マヤはそのカードをじっと見つめた。「でも、先生…私は他の投資家と同じように情報を集めて、できるだけ多くのことを知っておきたいんです。どうしてそれがいけないんでしょうか?」

先生は穏やかな口調で答えた。「もちろん、情報を得ることは大事よ。でも、あまりにも多くの情報に触れてしまうと、自分の中の確信や信念が見えなくなることもあるの。だからこそ、一度情報から距離を置いて、自分自身の投資哲学を見つけることが必要なのよ」

「でも、そんなことをしている間に市場が大きく変動したらどうするんですか?」マヤは反論するように言った。

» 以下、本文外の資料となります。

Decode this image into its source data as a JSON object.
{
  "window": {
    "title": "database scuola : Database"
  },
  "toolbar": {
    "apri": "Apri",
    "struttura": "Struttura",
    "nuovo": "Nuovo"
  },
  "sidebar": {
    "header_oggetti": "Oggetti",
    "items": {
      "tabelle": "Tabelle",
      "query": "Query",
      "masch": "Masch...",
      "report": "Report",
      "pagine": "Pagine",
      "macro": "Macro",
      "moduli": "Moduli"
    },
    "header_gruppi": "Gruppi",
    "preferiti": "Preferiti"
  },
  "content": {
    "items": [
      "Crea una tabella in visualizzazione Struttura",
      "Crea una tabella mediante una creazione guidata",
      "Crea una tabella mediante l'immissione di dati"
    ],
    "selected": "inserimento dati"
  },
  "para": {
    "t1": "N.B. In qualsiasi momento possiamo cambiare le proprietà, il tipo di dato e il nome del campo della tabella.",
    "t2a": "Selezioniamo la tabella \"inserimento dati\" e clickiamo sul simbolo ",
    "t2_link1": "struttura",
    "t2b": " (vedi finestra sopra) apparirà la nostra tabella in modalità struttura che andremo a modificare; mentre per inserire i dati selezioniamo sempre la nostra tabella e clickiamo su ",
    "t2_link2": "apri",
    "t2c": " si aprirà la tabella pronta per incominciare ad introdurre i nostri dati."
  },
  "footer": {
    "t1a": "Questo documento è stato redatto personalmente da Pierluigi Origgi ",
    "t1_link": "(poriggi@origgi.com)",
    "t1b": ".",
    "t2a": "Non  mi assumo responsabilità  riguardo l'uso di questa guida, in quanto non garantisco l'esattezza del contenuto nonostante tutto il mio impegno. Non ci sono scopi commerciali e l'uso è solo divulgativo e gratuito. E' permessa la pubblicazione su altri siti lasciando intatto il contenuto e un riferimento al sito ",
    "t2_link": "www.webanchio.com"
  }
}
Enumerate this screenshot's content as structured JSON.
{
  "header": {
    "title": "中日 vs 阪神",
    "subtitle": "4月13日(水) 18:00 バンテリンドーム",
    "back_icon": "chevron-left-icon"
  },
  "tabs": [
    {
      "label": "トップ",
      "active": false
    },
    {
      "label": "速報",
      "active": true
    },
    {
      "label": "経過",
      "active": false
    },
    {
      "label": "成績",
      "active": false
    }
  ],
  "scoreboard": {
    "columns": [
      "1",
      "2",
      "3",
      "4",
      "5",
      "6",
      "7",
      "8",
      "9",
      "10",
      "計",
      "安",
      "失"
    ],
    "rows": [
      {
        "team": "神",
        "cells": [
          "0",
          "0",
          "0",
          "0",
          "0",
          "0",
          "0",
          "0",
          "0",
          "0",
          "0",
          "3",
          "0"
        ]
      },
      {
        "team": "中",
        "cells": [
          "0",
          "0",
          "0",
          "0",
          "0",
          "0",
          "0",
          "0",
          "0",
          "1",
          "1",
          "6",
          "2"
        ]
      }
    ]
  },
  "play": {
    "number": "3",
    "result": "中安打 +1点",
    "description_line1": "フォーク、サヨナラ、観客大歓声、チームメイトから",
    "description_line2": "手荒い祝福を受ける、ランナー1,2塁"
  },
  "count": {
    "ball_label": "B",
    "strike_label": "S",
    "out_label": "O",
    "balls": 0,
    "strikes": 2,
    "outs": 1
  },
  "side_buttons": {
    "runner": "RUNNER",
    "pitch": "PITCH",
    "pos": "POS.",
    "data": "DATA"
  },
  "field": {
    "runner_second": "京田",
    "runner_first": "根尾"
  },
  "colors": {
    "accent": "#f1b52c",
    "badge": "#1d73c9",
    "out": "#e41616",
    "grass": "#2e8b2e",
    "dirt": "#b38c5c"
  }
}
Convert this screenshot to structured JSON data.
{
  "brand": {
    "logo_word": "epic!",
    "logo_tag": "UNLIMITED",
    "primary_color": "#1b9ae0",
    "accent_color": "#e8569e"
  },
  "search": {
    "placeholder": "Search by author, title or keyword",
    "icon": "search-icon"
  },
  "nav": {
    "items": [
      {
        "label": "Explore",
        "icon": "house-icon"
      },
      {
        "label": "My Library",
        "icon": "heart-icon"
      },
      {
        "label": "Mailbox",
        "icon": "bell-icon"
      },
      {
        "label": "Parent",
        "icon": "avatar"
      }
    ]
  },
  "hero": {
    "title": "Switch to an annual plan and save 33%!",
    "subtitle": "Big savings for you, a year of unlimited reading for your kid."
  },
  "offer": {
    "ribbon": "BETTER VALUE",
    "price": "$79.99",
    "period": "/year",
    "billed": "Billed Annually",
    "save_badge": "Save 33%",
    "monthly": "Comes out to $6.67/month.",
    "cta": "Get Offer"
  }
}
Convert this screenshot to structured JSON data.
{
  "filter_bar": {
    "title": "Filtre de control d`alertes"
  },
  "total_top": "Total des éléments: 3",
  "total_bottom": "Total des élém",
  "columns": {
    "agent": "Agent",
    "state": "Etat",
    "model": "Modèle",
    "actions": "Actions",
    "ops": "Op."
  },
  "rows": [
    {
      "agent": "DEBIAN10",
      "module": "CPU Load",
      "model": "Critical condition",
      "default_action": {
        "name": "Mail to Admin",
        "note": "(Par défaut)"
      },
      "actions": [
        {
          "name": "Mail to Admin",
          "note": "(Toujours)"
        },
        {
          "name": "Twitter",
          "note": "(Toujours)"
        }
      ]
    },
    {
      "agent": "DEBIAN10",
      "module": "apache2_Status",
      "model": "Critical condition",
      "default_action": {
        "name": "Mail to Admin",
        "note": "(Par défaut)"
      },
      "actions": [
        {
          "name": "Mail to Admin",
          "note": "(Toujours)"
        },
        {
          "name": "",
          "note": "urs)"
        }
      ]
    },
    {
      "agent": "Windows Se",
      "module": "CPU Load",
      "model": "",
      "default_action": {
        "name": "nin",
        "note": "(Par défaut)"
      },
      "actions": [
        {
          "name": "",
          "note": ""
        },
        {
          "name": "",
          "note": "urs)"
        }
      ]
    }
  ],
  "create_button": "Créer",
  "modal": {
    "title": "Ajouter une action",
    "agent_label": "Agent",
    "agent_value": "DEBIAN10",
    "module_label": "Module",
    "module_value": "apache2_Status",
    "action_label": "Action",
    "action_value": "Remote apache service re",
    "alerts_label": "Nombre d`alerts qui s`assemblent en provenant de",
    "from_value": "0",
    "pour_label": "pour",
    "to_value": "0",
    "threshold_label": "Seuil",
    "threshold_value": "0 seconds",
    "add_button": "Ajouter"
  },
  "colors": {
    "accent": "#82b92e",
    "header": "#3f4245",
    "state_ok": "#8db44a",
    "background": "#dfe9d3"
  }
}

先生は微笑んで続けた。「それが『隠者』の教えの一つなの。市場の変動に左右されず、自分の心の中の指針に従うこと。市場の波は常に変わり続けるけれど、あなた自身の長期的なビジョンは変わらないはずよ。だから、あなた自身の心の静寂を見つけ、それを基に行動することが大切なの」

マヤはしばらく黙り込んだ後、深く息を吐き出した。「なるほど、わかりました…。私は自分の軸を見失っていたのかもしれません。もっと自分の心の声に耳を傾けて、周りに流されないようにしたいと思います」

先生は満足そうに頷いた。「そう、それでいいのよ。これからは、あなた自身の『隠者』となって、自分の道を歩んでいきなさい。焦らず、自分のランタンの光を信じて」

数週間後、マヤは再び先生のオフィスを訪れた。彼女は晴れやかな顔をしている。

マヤ「先生、あれからずっとニュースサイトを見ないようにして、自分の投資方針を再確認しました。最初は不安でしたけど、今はとても落ち着いています。まるで、私自身が『隠者』になったみたいに」

先生「良い傾向ね」

マヤは得意げに続けた。

「私、『死んだ人の運用成績が一番良くて、二番目は運用していることを忘れちゃった人』って話を聞いたんです。

それなら、証券口座のパスワードを紙に書いて、瓶に入れて海に流しちゃおうかと!